Если она на что-то рассчитывает, потому что в костюме - надеть галстук он все-таки не решился, - мой гость не похож на человека из леса, а скорее на модного певца или на среднего служащего, гордящегося своей бородой, - то мадам Салуинэ ошибается! Это все тот же юноша; сев перед ней, он более чем когда-либо застыл и слушает ее как бы не слыша, он моргает, не подымая на нее глаз, он как будто прошел по другую сторону зеркала, - и ему кажется, что он случайно в этой канцелярии, окна которой выходят на Королевскую площадь, окруженную республиканскими зданиями: налоговый центр, социальное страхование, супрефектура, - все каменное, ничего общего не имеющее с деревней, если не считать голубого неба над ними, сейчас рассеченного пополам двойной белой полосой, оставленной самолетом.

- Говоря по правде, мне было бы как-то уютнее, - завела мадам Салуинэ, - если б я знала, кому адресовать свои похвалы. Вы представить себе не можете, какая это для меня головоломка - ваше дело. Вы читали прессу? Вас хвалят.
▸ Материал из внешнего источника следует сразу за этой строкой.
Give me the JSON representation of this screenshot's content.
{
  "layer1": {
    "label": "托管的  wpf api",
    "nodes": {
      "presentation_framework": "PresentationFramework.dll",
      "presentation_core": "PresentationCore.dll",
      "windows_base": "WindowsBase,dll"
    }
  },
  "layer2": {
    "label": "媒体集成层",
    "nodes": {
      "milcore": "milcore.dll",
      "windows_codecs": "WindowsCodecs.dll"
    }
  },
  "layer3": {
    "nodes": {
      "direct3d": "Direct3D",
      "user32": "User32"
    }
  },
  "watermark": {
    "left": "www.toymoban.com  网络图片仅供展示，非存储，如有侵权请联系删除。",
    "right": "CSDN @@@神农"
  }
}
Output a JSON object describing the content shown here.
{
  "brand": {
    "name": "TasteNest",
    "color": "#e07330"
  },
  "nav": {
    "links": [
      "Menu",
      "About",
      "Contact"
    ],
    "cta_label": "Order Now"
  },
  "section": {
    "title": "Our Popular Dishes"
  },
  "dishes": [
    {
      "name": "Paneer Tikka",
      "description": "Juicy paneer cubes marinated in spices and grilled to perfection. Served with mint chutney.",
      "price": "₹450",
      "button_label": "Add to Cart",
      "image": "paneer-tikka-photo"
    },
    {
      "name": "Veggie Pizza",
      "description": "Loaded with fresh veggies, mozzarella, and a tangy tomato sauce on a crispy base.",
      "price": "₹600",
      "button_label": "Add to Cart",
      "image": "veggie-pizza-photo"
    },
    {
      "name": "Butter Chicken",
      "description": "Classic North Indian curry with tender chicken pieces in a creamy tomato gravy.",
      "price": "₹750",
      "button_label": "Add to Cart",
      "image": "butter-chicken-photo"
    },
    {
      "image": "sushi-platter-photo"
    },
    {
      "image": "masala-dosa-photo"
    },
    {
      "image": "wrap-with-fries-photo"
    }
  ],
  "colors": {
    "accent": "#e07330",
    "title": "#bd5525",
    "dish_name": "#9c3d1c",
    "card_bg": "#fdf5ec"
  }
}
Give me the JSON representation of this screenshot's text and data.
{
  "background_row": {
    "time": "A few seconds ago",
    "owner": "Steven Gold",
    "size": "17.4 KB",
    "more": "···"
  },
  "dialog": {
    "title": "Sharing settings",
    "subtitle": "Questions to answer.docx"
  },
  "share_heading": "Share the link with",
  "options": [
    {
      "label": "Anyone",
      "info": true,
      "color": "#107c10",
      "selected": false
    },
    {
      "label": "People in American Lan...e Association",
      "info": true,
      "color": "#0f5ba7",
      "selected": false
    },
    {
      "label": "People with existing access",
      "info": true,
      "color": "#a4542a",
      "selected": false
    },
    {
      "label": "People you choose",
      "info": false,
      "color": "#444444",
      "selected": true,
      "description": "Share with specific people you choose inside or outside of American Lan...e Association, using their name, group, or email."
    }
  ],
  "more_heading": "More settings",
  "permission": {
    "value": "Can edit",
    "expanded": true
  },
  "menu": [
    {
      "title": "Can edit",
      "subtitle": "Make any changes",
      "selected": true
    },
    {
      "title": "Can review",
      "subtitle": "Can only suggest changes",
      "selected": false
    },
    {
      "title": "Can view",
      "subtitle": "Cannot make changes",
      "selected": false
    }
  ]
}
Для вас даже требуют медали за спасение утопающих, пресса возмущается, она требует прекращения уголовного дела, не числя за героем ни- чего, что бросало бы на него тень, - и, следовательно, контроль за ним не нужен, как и хождение по судам.

Верно и то, что несмотря на распространение вашей карточки, до меня не дошло ни одной жалобы на вас, вы не бросаете вызов юстиции, несколько высмеянной, сознаемся, однако, она заинтригована: ваш случай сделался объектом анализа в "Темис", профессиональном журнале…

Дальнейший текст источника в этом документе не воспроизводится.